A security researcher revealed that Lovable, a vibe-coding platform, exposed users’ chat histories with AI models, source code, database credentials, and customer data through its API. The exposure affected all projects created before November 2025.
Researcher Discovers Data Exposure via API
On Monday, X user @weezerOSINT reported the exposure in a post, stating:
“I made a Lovable account today and was able to access another user’s source code, database credentials, AI chat histories, and customer data are all readable by any free account.”
The post included a screenshot of another Lovable user’s project code and chats, along with an unresolved ticket for the bug that allegedly caused the data leak.
Lovable’s Initial Response and Clarification
In response to the report, Lovable initially claimed on X that no “data breach” had occurred, stating that exposing project code was “intentional behavior” for public projects. The company explained that users who mark their projects “public” opt to have their code visible to others.
However, this did not account for the exposure of users’ chats and prompts with the AI model, which Lovable later acknowledged was unintended.
Retroactive Patch and Backend Error
Lovable later clarified that it had retroactively patched its API to prevent public project chats from being accessed. The company admitted that in February, while unifying permissions in its backend, it accidentally re-enabled access to chats on public projects.
Lovable stated:
“We’re sorry our initial statement didn't properly address our mistake. Here's what a public project on Lovable means, and how we got to where we are today.”

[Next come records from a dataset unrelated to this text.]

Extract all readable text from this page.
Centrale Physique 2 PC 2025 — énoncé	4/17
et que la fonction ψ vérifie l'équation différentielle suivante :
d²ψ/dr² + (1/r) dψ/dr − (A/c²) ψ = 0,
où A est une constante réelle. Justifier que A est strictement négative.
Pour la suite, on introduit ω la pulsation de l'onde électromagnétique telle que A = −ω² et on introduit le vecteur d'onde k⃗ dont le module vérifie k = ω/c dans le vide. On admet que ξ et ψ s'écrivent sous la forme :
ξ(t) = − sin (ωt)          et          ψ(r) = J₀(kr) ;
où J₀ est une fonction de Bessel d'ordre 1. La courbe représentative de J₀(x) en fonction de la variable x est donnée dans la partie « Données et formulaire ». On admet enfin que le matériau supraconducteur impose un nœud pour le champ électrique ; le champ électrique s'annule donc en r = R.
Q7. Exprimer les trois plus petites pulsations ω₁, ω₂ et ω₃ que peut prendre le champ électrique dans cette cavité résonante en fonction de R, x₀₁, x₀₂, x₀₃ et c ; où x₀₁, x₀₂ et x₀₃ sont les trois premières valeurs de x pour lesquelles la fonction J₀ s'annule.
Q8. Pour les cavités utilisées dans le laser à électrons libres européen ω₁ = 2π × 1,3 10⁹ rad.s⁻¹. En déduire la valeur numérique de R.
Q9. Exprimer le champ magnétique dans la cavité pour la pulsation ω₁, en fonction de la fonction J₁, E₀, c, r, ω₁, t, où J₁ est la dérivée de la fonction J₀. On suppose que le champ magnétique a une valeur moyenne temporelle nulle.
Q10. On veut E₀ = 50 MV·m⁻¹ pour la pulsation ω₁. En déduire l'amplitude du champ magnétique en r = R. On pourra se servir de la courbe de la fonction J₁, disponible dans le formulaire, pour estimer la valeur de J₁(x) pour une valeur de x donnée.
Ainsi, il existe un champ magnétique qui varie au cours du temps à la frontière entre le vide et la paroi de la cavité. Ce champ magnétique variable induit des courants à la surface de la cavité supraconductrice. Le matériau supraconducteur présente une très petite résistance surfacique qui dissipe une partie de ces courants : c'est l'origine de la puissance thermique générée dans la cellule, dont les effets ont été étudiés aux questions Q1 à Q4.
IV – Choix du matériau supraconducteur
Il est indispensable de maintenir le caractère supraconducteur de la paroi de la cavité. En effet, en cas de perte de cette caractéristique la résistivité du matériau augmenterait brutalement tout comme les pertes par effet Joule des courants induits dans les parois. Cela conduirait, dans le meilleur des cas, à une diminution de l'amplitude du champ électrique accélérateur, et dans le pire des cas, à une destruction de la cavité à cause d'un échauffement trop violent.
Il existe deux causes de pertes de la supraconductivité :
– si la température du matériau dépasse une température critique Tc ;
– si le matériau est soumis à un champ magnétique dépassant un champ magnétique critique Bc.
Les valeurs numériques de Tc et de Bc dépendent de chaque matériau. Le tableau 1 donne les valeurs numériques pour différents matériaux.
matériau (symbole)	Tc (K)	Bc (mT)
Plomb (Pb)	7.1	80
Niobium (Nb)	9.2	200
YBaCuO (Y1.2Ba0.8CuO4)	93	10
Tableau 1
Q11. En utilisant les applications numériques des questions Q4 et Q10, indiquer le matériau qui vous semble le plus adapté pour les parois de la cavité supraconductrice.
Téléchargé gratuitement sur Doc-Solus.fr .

Bug Reported via HackerOne in Early March
@weezerOSINT reported the issue to HackerOne, a cybersecurity company that runs bug bounty programs, in early March. However, Lovable claims the ticket was closed because its “HackerOne partners” believed viewing public projects’ chats was “the intended behavior.”
Efficiency of AI in Security Research
In a follow-up conversation with Fast Company, @weezerOSINT (who did not share his real name) noted that it took just 30 minutes using xAI’s Grok 4.2 model to conduct the research. Before AI, finding similar exposures would typically take hours or days.